Gaming was already in the Home Computer era an important sales argument, the early PC graphics standards like CGA and EGA were not really able to compete with the graphics generated by the Denise chip in an Commodore Amiga 500, but with the rise of SVGA (1989) standards and the compute power of the Intel 486 CPU (1989), game forges were able to build games with superior 3D graphics, like Wolfenstein 3D (1992), Comanche (1992) or Strike Commander (1993) and the race for higher display resolutions and more detailed 3D graphics continues until today.

With operating systems based on graphical user interfaces, like OS/2, X11, Windows 95 in the 1990s, PCs finally replaced the Home Computers.

Another recipe for the success of the PC might be, that there have been multiple CPU vendors for the same architecture (x86), like Intel, AMD, Cyrix or WinChip.

Internet of Things

The Internet was originally designed to connect military institutions in an redundant way, so if one net element fails, the rest would be still operable.

The bandwidth available evolves like compute power, exponentially, at first mainly text was submitted, like emails (1970s) or newsgroups (1980s), followed by web-pages with images (.gif/.jpg) via the World Wide Web (1989) or Gopher (1991), audio as .mp3 (~1997), and finally, Full HD videos via streaming platforms like YouTube or Netflix.

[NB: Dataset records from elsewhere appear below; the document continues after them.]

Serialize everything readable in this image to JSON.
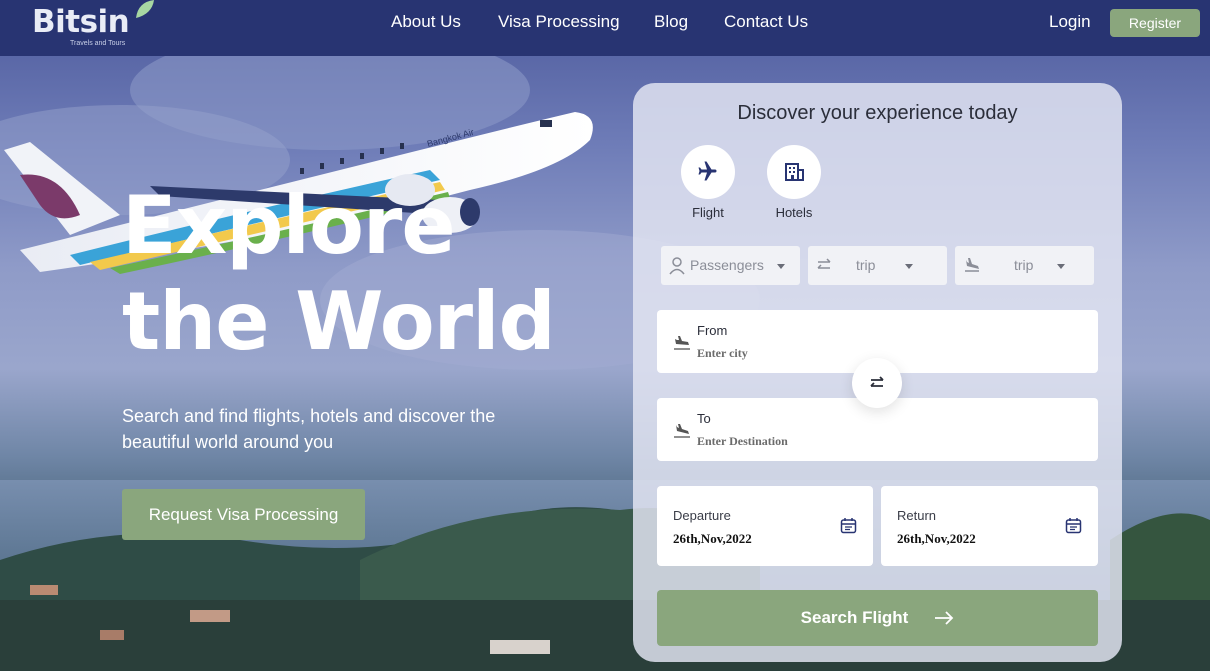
{
  "brand": {
    "name": "Bitsin",
    "tagline": "Travels and Tours"
  },
  "nav": {
    "links": [
      "About Us",
      "Visa Processing",
      "Blog",
      "Contact Us"
    ],
    "login_label": "Login",
    "register_label": "Register"
  },
  "hero": {
    "headline_line1": "Explore",
    "headline_line2": "the World",
    "subtext": "Search and find flights, hotels and discover the beautiful world around you",
    "cta_label": "Request Visa Processing",
    "plane_livery": "Bangkok Air"
  },
  "booking": {
    "title": "Discover your experience today",
    "modes": [
      {
        "label": "Flight",
        "icon": "airplane-icon"
      },
      {
        "label": "Hotels",
        "icon": "hotel-building-icon"
      }
    ],
    "dropdowns": [
      {
        "value": "Passengers",
        "icon": "person-icon"
      },
      {
        "value": "trip",
        "icon": "swap-arrows-icon"
      },
      {
        "value": "trip",
        "icon": "plane-landing-icon"
      }
    ],
    "from": {
      "label": "From",
      "placeholder": "Enter city"
    },
    "to": {
      "label": "To",
      "placeholder": "Enter Destination"
    },
    "departure": {
      "label": "Departure",
      "value": "26th,Nov,2022"
    },
    "return": {
      "label": "Return",
      "value": "26th,Nov,2022"
    },
    "search_label": "Search Flight"
  },
  "colors": {
    "header_bg": "#283472",
    "accent_green": "#8aa67d",
    "card_bg": "#e2e5f2"
  }
}
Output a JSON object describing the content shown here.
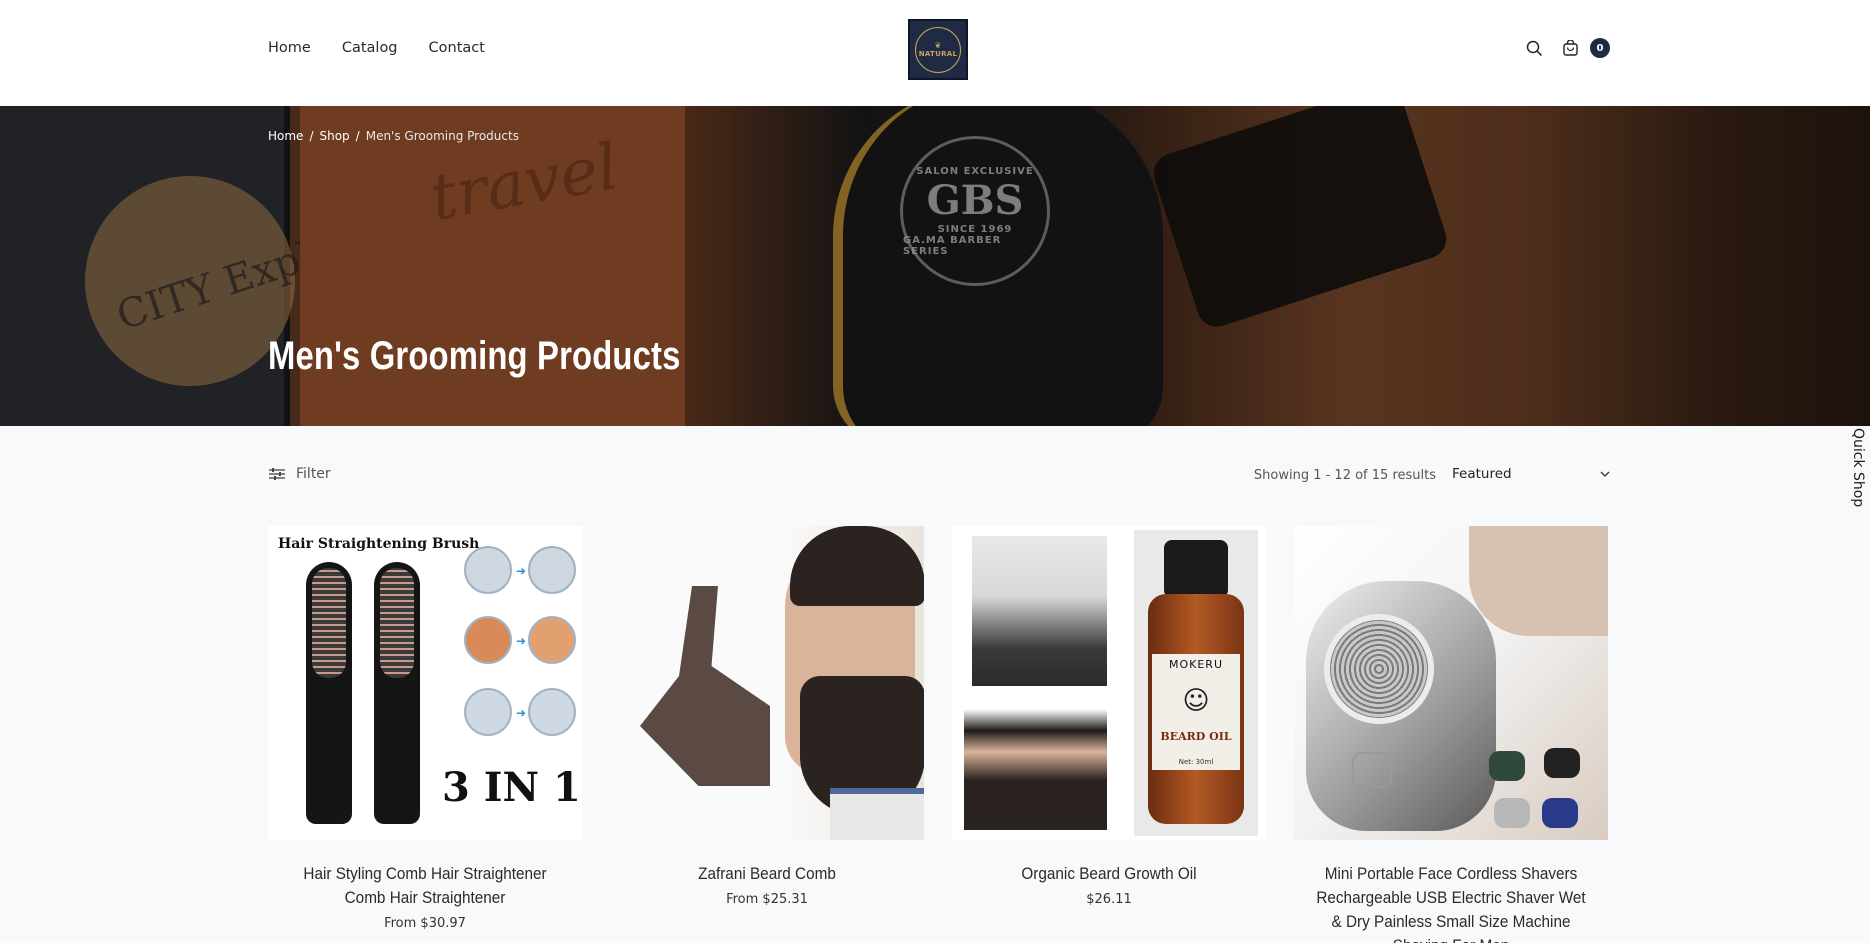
{
  "header": {
    "nav": [
      "Home",
      "Catalog",
      "Contact"
    ],
    "logo": {
      "brand": "NATURAL"
    },
    "cart_count": "0"
  },
  "hero": {
    "breadcrumb": [
      "Home",
      "Shop",
      "Men's Grooming Products"
    ],
    "title": "Men's Grooming Products",
    "image_text": {
      "tag": "CITY Exploration",
      "leather": "travel",
      "badge_top": "SALON EXCLUSIVE",
      "badge_main": "GBS",
      "badge_since": "SINCE 1969",
      "badge_bottom": "GA.MA BARBER SERIES"
    }
  },
  "toolbar": {
    "filter_label": "Filter",
    "results_text": "Showing 1 - 12 of 15 results",
    "sort_selected": "Featured"
  },
  "quick_shop": "Quick Shop",
  "products": [
    {
      "title": "Hair Styling Comb Hair Straightener Comb Hair Straightener",
      "price": "From $30.97",
      "image_text": {
        "heading": "Hair Straightening Brush",
        "badge": "3 IN 1"
      }
    },
    {
      "title": "Zafrani Beard Comb",
      "price": "From $25.31"
    },
    {
      "title": "Organic Beard Growth Oil",
      "price": "$26.11",
      "image_text": {
        "brand": "MOKERU",
        "name": "BEARD OIL",
        "net": "Net: 30ml"
      }
    },
    {
      "title": "Mini Portable Face Cordless Shavers Rechargeable USB Electric Shaver Wet & Dry Painless Small Size Machine Shaving For Men",
      "price": ""
    }
  ]
}
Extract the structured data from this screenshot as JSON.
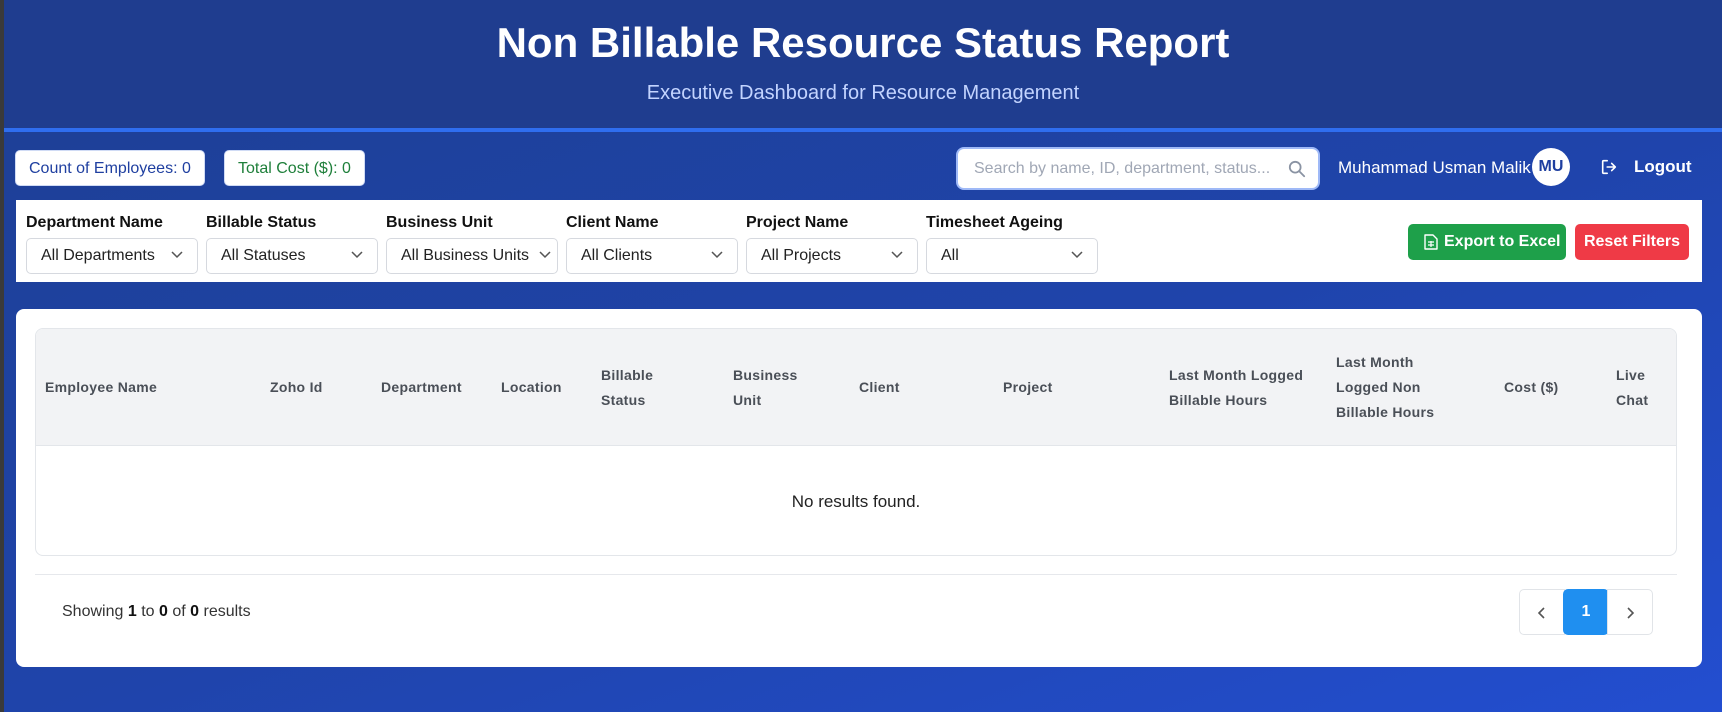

In the late 1990s, mobile-phones like the Nokia Communicator, MP3 audio players, PDAs (Personal Digital Assistants) like the Palm Pilots, and digital cameras marked the rise of the smart devices. The switch from one computer to every home, to many computers for one person.

Their functions were all united into the smartphone, and with mobile, high-bandwidth internet it is still on its triumph tour across the globe.

I am not able to portrait the current state of computer and internet usage, it is simply too omnipresent, from word-processing to AI-research, from fake-news to dark-net, from botnets of webcams to data-leaks in toys...

The next thing

but I can guess what the next step will be, Integrated Devices, the BCI, the Brain Computer Interface, connected via the Internet to an real kind of Matrix.

It seems only logical to conclude that we will connect with machines directly, implant chips, or develop non-invasive scanners, so the next bandwidth demand will be brainwaves, in all kind of forms.